The moment is just as healing for Bailey, who vividly remembers growing up and wishing that there were more stories about people who looked like her. Now she’s making that a reality for others. Similarly to the way that Brandy’s Cinderella changed our lives back in 1997 (the only Cinderella we acknowledge is Black with microbraids and brown lip liner), Bailey’s historic casting invited in a whole generation of little Black girls who’ll only know The Little Mermaid as a princess who looks just like them.

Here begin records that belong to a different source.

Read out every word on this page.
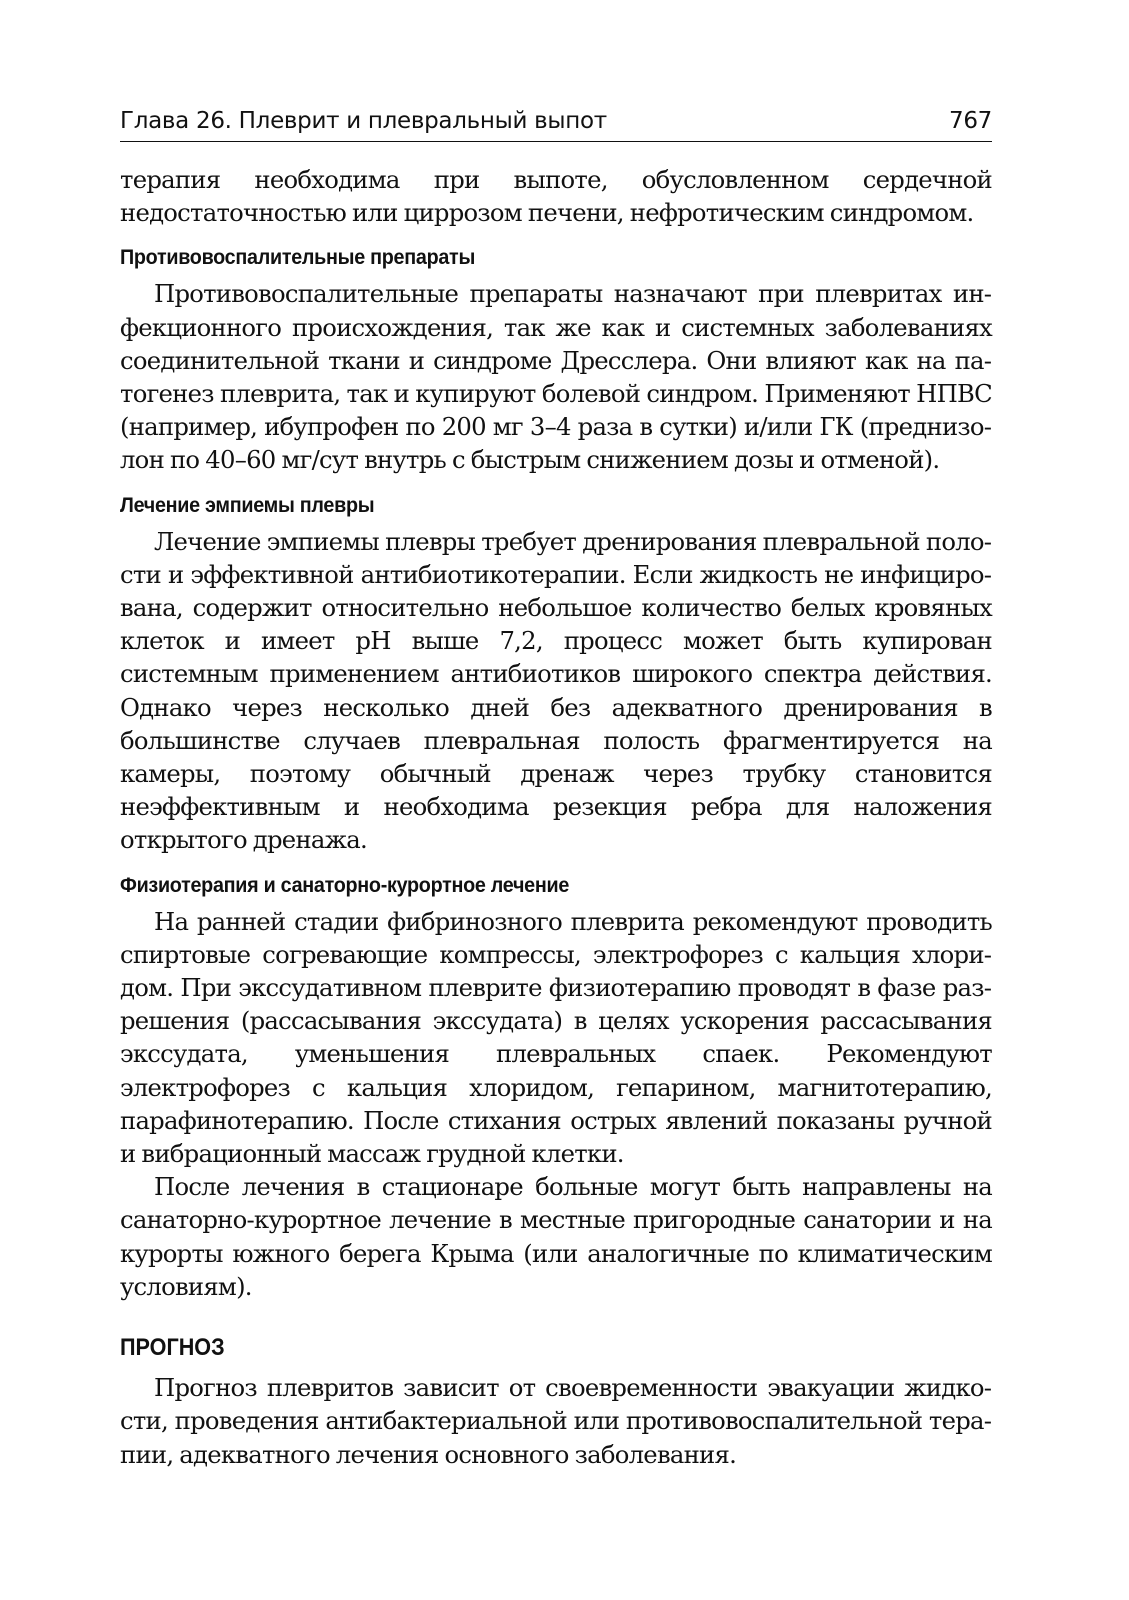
Глава 26. Плеврит и плевральный выпот	767

терапия необходима при выпоте, обусловленном сердечной недостаточностью или циррозом печени, нефротическим синдромом.

Противовоспалительные препараты

Противовоспалительные препараты назначают при плевритах инфекционного происхождения, так же как и системных заболеваниях соединительной ткани и синдроме Дресслера. Они влияют как на патогенез плеврита, так и купируют болевой синдром. Применяют НПВС (например, ибупрофен по 200 мг 3–4 раза в сутки) и/или ГК (преднизолон по 40–60 мг/сут внутрь с быстрым снижением дозы и отменой).

Лечение эмпиемы плевры

Лечение эмпиемы плевры требует дренирования плевральной полости и эффективной антибиотикотерапии. Если жидкость не инфицирована, содержит относительно небольшое количество белых кровяных клеток и имеет pH выше 7,2, процесс может быть купирован системным применением антибиотиков широкого спектра действия. Однако через несколько дней без адекватного дренирования в большинстве случаев плевральная полость фрагментируется на камеры, поэтому обычный дренаж через трубку становится неэффективным и необходима резекция ребра для наложения открытого дренажа.

Физиотерапия и санаторно-курортное лечение

На ранней стадии фибринозного плеврита рекомендуют проводить спиртовые согревающие компрессы, электрофорез с кальция хлоридом. При экссудативном плеврите физиотерапию проводят в фазе разрешения (рассасывания экссудата) в целях ускорения рассасывания экссудата, уменьшения плевральных спаек. Рекомендуют электрофорез с кальция хлоридом, гепарином, магнитотерапию, парафинотерапию. После стихания острых явлений показаны ручной и вибрационный массаж грудной клетки.

После лечения в стационаре больные могут быть направлены на санаторно-курортное лечение в местные пригородные санатории и на курорты южного берега Крыма (или аналогичные по климатическим условиям).

ПРОГНОЗ

Прогноз плевритов зависит от своевременности эвакуации жидкости, проведения антибактериальной или противовоспалительной терапии, адекватного лечения основного заболевания.
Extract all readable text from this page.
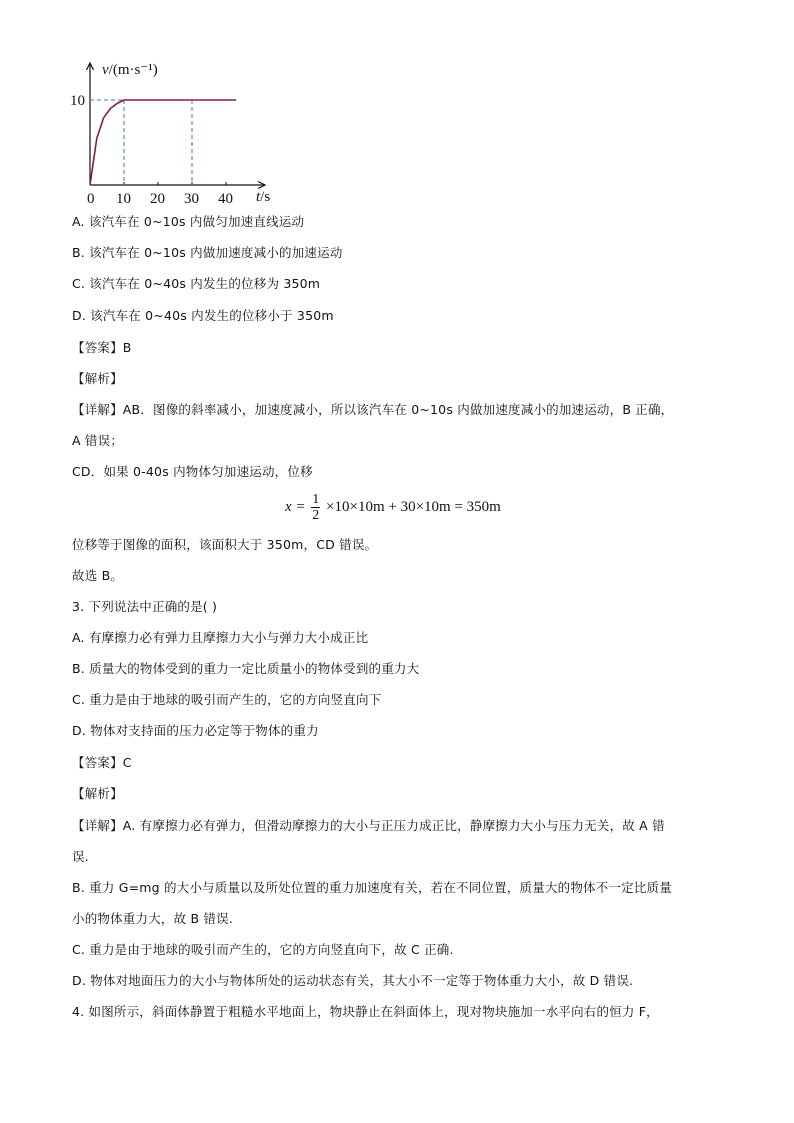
v/(m·s⁻¹)
t/s
10
0 10 20 30 40
A. 该汽车在 0~10s 内做匀加速直线运动
B. 该汽车在 0~10s 内做加速度减小的加速运动
C. 该汽车在 0~40s 内发生的位移为 350m
D. 该汽车在 0~40s 内发生的位移小于 350m
【答案】B
【解析】
【详解】AB．图像的斜率减小，加速度减小，所以该汽车在 0~10s 内做加速度减小的加速运动，B 正确，
A 错误；
CD．如果 0-40s 内物体匀加速运动，位移
$x = \frac{1}{2} \times 10\times 10m + 30\times 10m = 350m$
位移等于图像的面积，该面积大于 350m，CD 错误。
故选 B。
3. 下列说法中正确的是( )
A. 有摩擦力必有弹力且摩擦力大小与弹力大小成正比
B. 质量大的物体受到的重力一定比质量小的物体受到的重力大
C. 重力是由于地球的吸引而产生的，它的方向竖直向下
D. 物体对支持面的压力必定等于物体的重力
【答案】C
【解析】
【详解】A. 有摩擦力必有弹力，但滑动摩擦力的大小与正压力成正比，静摩擦力大小与压力无关，故 A 错
误.
B. 重力 G=mg 的大小与质量以及所处位置的重力加速度有关，若在不同位置，质量大的物体不一定比质量
小的物体重力大，故 B 错误.
C. 重力是由于地球的吸引而产生的，它的方向竖直向下，故 C 正确.
D. 物体对地面压力的大小与物体所处的运动状态有关，其大小不一定等于物体重力大小，故 D 错误.
4. 如图所示，斜面体静置于粗糙水平地面上，物块静止在斜面体上，现对物块施加一水平向右的恒力 F，
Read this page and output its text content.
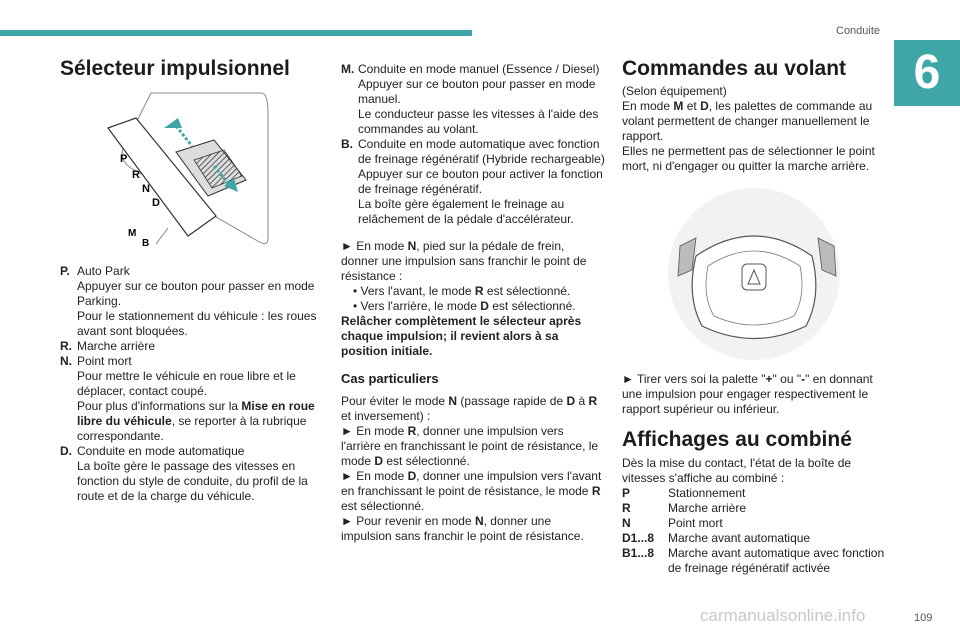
Conduite
6
Sélecteur impulsionnel
P
R
N
D
M
B
P. Auto Park

Appuyer sur ce bouton pour passer en mode Parking.

Pour le stationnement du véhicule : les roues avant sont bloquées.

R. Marche arrière

N. Point mort

Pour mettre le véhicule en roue libre et le déplacer, contact coupé.

Pour plus d'informations sur la Mise en roue libre du véhicule, se reporter à la rubrique correspondante.

D. Conduite en mode automatique

La boîte gère le passage des vitesses en fonction du style de conduite, du profil de la route et de la charge du véhicule.

M. Conduite en mode manuel (Essence / Diesel)

Appuyer sur ce bouton pour passer en mode manuel.

Le conducteur passe les vitesses à l'aide des commandes au volant.

B. Conduite en mode automatique avec fonction de freinage régénératif (Hybride rechargeable)

Appuyer sur ce bouton pour activer la fonction de freinage régénératif.

La boîte gère également le freinage au relâchement de la pédale d'accélérateur.

► En mode N, pied sur la pédale de frein, donner une impulsion sans franchir le point de résistance :

• Vers l'avant, le mode R est sélectionné.

• Vers l'arrière, le mode D est sélectionné.

Relâcher complètement le sélecteur après chaque impulsion; il revient alors à sa position initiale.

Cas particuliers

Pour éviter le mode N (passage rapide de D à R et inversement) :

► En mode R, donner une impulsion vers l'arrière en franchissant le point de résistance, le mode D est sélectionné.

► En mode D, donner une impulsion vers l'avant en franchissant le point de résistance, le mode R est sélectionné.

► Pour revenir en mode N, donner une impulsion sans franchir le point de résistance.

Commandes au volant

(Selon équipement)

En mode M et D, les palettes de commande au volant permettent de changer manuellement le rapport.

Elles ne permettent pas de sélectionner le point mort, ni d'engager ou quitter la marche arrière.

► Tirer vers soi la palette "+" ou "-" en donnant une impulsion pour engager respectivement le rapport supérieur ou inférieur.

Affichages au combiné

Dès la mise du contact, l'état de la boîte de vitesses s'affiche au combiné :

P	Stationnement
R	Marche arrière
N	Point mort
D1...8	Marche avant automatique
B1...8	Marche avant automatique avec fonction de freinage régénératif activée
carmanualsonline.info	109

Like Ariel, they can pursue adventure and make their wildest dreams come true.
Seeing these babies take pictures with Bailey’s poster, clutching her Barbie doll tightly, and singing her songs filled me with so much happiness and joy that I actually cried leaving the theater. There was once a time that we couldn’t see ourselves in these films at all, but now, our Ariel is Black. And she is beautiful.
The Little Mermaid is now showing in theatres.